PS: There seem to be two definitions of a semisimple abelian category. One says that every object is semisimple, i.e. a direct sum of simple objects. The other says that monomorphisms split. Are these conditions equivalent?
I couldn't find a reference stating explicitly what you want for arbitrary representations, but I think it's true that the category of all representations of a reductive group over a field of characteristic zero is semisimple. The references below are to Milne's coursenotes on algebraic groups.
First, it's enough to show that every representation is a direct sum of simples, since this implies that monomorphisms split by a Zorn's Lemma argument: If $N$ is a subrepresentation of $M$, where $M=\bigoplus_{i\in I}S_i$ is a direct sum of simples, then by Zorn there is a maximal $J\subseteq I$ such that $N\cap\bigoplus_{j\in J}S_j=0$, and then $\bigoplus_{j\in J}S_j$ is a complement to $N$.
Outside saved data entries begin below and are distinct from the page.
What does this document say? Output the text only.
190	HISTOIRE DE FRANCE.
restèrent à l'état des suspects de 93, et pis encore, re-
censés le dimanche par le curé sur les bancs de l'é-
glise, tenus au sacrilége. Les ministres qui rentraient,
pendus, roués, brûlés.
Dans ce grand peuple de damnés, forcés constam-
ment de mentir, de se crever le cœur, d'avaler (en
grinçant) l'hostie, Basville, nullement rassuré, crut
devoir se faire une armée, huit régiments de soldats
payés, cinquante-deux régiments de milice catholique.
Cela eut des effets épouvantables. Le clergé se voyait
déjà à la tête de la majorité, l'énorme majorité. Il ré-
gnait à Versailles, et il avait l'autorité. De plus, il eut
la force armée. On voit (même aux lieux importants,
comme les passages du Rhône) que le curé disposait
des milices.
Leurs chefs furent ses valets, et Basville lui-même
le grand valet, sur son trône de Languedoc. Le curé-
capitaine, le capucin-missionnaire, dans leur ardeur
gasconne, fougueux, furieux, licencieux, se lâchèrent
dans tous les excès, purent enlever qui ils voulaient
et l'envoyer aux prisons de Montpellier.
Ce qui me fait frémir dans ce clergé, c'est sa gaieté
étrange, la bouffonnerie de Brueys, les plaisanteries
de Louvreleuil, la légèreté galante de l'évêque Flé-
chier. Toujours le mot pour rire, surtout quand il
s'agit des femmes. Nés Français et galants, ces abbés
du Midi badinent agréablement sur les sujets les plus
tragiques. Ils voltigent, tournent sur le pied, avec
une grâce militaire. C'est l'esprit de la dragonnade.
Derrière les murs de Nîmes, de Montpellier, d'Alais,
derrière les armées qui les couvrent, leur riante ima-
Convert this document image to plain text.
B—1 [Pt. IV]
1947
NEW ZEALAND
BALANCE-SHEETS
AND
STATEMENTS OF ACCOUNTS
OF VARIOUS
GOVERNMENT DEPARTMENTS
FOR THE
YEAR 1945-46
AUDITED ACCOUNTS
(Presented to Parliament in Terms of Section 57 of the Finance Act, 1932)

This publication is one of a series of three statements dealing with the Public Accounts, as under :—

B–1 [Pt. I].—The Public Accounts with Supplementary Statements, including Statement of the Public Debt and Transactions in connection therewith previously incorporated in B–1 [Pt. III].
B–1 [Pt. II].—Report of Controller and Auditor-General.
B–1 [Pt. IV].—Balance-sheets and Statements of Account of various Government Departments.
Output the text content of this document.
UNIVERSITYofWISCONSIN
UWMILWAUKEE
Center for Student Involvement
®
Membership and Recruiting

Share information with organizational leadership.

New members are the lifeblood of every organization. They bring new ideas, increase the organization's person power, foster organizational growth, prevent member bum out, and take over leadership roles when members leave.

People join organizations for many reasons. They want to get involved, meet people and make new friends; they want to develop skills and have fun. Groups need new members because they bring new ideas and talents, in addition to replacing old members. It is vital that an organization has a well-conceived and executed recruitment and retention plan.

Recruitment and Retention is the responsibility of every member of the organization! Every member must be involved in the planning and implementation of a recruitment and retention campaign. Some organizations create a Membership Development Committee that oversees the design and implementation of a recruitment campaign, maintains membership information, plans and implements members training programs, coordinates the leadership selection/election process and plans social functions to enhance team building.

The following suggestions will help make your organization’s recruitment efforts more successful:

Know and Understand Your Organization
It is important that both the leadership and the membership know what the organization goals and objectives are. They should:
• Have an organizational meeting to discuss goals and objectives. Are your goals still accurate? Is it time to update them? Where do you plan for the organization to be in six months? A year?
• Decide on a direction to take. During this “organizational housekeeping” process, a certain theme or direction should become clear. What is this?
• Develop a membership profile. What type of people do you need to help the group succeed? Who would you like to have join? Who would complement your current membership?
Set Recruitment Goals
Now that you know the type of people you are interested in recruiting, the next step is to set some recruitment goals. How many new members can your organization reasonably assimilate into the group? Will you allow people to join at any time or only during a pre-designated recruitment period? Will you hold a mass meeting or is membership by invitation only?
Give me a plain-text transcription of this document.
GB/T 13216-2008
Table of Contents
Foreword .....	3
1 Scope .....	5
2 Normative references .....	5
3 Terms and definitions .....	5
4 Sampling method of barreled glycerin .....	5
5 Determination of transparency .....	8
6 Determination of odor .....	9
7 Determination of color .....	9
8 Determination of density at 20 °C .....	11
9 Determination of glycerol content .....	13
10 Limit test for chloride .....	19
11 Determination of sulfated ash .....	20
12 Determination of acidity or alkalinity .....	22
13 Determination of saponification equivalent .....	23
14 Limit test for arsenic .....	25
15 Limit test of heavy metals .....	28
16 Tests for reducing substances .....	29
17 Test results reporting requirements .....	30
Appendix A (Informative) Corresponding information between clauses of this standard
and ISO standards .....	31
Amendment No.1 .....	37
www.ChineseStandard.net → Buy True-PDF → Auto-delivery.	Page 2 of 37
Let $G$ be an affine algebraic group over a field of characteristic zero.
By Theorem 14.41 in Milne, every finite-dimensional representation of $G$ is a direct sum of simples if and only if the connected component of the identity in $G$ is reductive.
By Corollary 5.7 in Milne, every representation $M$ of $G$ is a filtered union of finite-dimensional subrepresentations, and is therefore a sum $\sum_{i\in I}S_i$ of simple subrepresentations. By Zorn, there is a maximal $J\subseteq I$ so that the sum $\sum_{j\in J}S_j$ is direct, and then $M=\bigoplus_{j\in J}S_j$.